Anyway, these cookies are practically health food. They have fruit in them (kind of) and not a whole lot of sugar at all. I loved the hint of cinnamon and clove in these, which I am not used to with most linzer cookies. We made these with almonds since I had some at home already, but I’m a sucker for a hazelnut linzer for sure. Like I do with Dorie’s standard sablés (still one of my favorite holiday cookies, for the record), I added a teaspoon of vanilla to these. I just feel like vanilla is a requirement for cookies. Or any baking, really.
Adapted from Dorie Greenspan’s Baking: From My Home to Yours
1-1/2 cups finely ground almonds, hazelnuts or walnuts
1-1/2 cups all purpose flour
1-1/2 tsp. ground cinnamon
1/4 tsp. salt
1/4 tsp. ground cloves
1 large egg
1 tsp. vanilla
2 tsp. water
1/2 cup (8 Tbsp./1 stick) unsalted butter, softened
1/2 cup sugar
1/2 cup jam (I used seedless raspberry) and 1 tsp. water
confectioners sugar (optional)
Whisk together the ground nuts, flour, cinnamon, salt, and cloves. Using a fork, stir the egg, vanilla, and water together in a small bowl.
In a stand mixer with a paddle attachment (or a hand mixer with a large bowl), beat the butter and sugar together at medium speed until smooth, about 3 minutes, scraping down the bowl as needed. Add the egg mixture and beat for 1 minute more. Reduce the speed to low and add the nut mixture, mixing only until just combined (if there are some crumbs at the bottom of the bowl, finish mixing with your hands or a spatula).
Divide the dough in half. Working with one half at a time, put the dough between two large sheets of wax or parchment paper. Using your hands, flatten the dough into a disk, roll out the dough with a rolling pin, turning it over frequently so that the paper doesn’t cut into it, until it is about 1/4-inch thick. Leave the dough in the paper and repeat with the second piece of dough. Transfer the wrapped dough to a baking sheet or cutting board (to keep it flat) and refrigerate or freeze it until it is very firm, about 2 hours in the refrigerator or 45 minutes in the freezer.

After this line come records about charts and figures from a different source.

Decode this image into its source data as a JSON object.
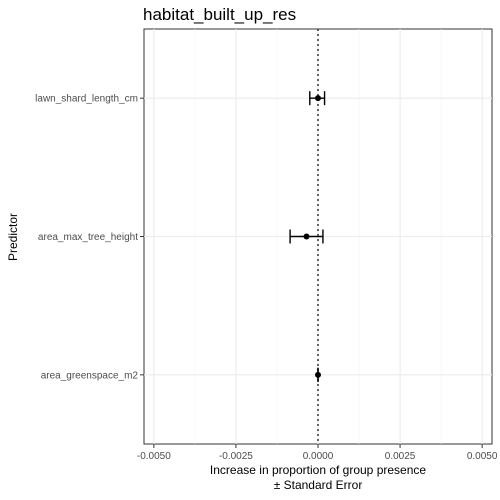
{
  "chart_data": {
    "type": "errorbar",
    "title": "habitat_built_up_res",
    "xlabel": "Increase in proportion of group presence",
    "xlabel_line2": "± Standard Error",
    "ylabel": "Predictor",
    "categories": [
      "lawn_shard_length_cm",
      "area_max_tree_height",
      "area_greenspace_m2"
    ],
    "estimates": [
      0.0,
      -0.00035,
      0.0
    ],
    "error_low": [
      -0.00025,
      -0.00085,
      0.0
    ],
    "error_high": [
      0.0002,
      0.00015,
      0.0
    ],
    "x_ticks": [
      -0.005,
      -0.0025,
      0.0,
      0.0025,
      0.005
    ],
    "x_tick_labels": [
      "-0.0050",
      "-0.0025",
      "0.0000",
      "0.0025",
      "0.0050"
    ],
    "xlim": [
      -0.0053,
      0.0053
    ],
    "reference_line_x": 0.0,
    "grid": true
  }
}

Preheat the oven to 375° F. Line two baking sheets with parchment or silicone mats.
Peel off the top sheet of waxed paper from one piece of dough and, using a 2-inch cookie cutter cut out as many cookies as you can. If you want to have a peekaboo cutout, use the end of a piping tip to cut out a very small circle from the centers of half the cookies. Transfer the rounds to the baking sheets, leaving a little space between the cookies.
Bake the cookies for 11 to 13 minutes, or until the cookies are lightly golden, dry, and just firm to the touch (Dorie says to bake them one sheet at a time; I don’t, but switch the position of the pans midway through). Transfer the cookies to a rack to cool to room temperature.
Place the jam in a small saucepan or in a microwaveable bowl and stir in the 1 teaspoon water. Bring to a boil over low heat or in the microwave. Let the jam cool slightly, then turn half of the cookies flat side up and place about 1/2 teaspoon jam in the center of each cookie; sandwich with the remaining cookies. (Your jam might look really runny at first but if you let it cool slightly, it should thicken up.)
If you want, dust with confectioners sugar before serving.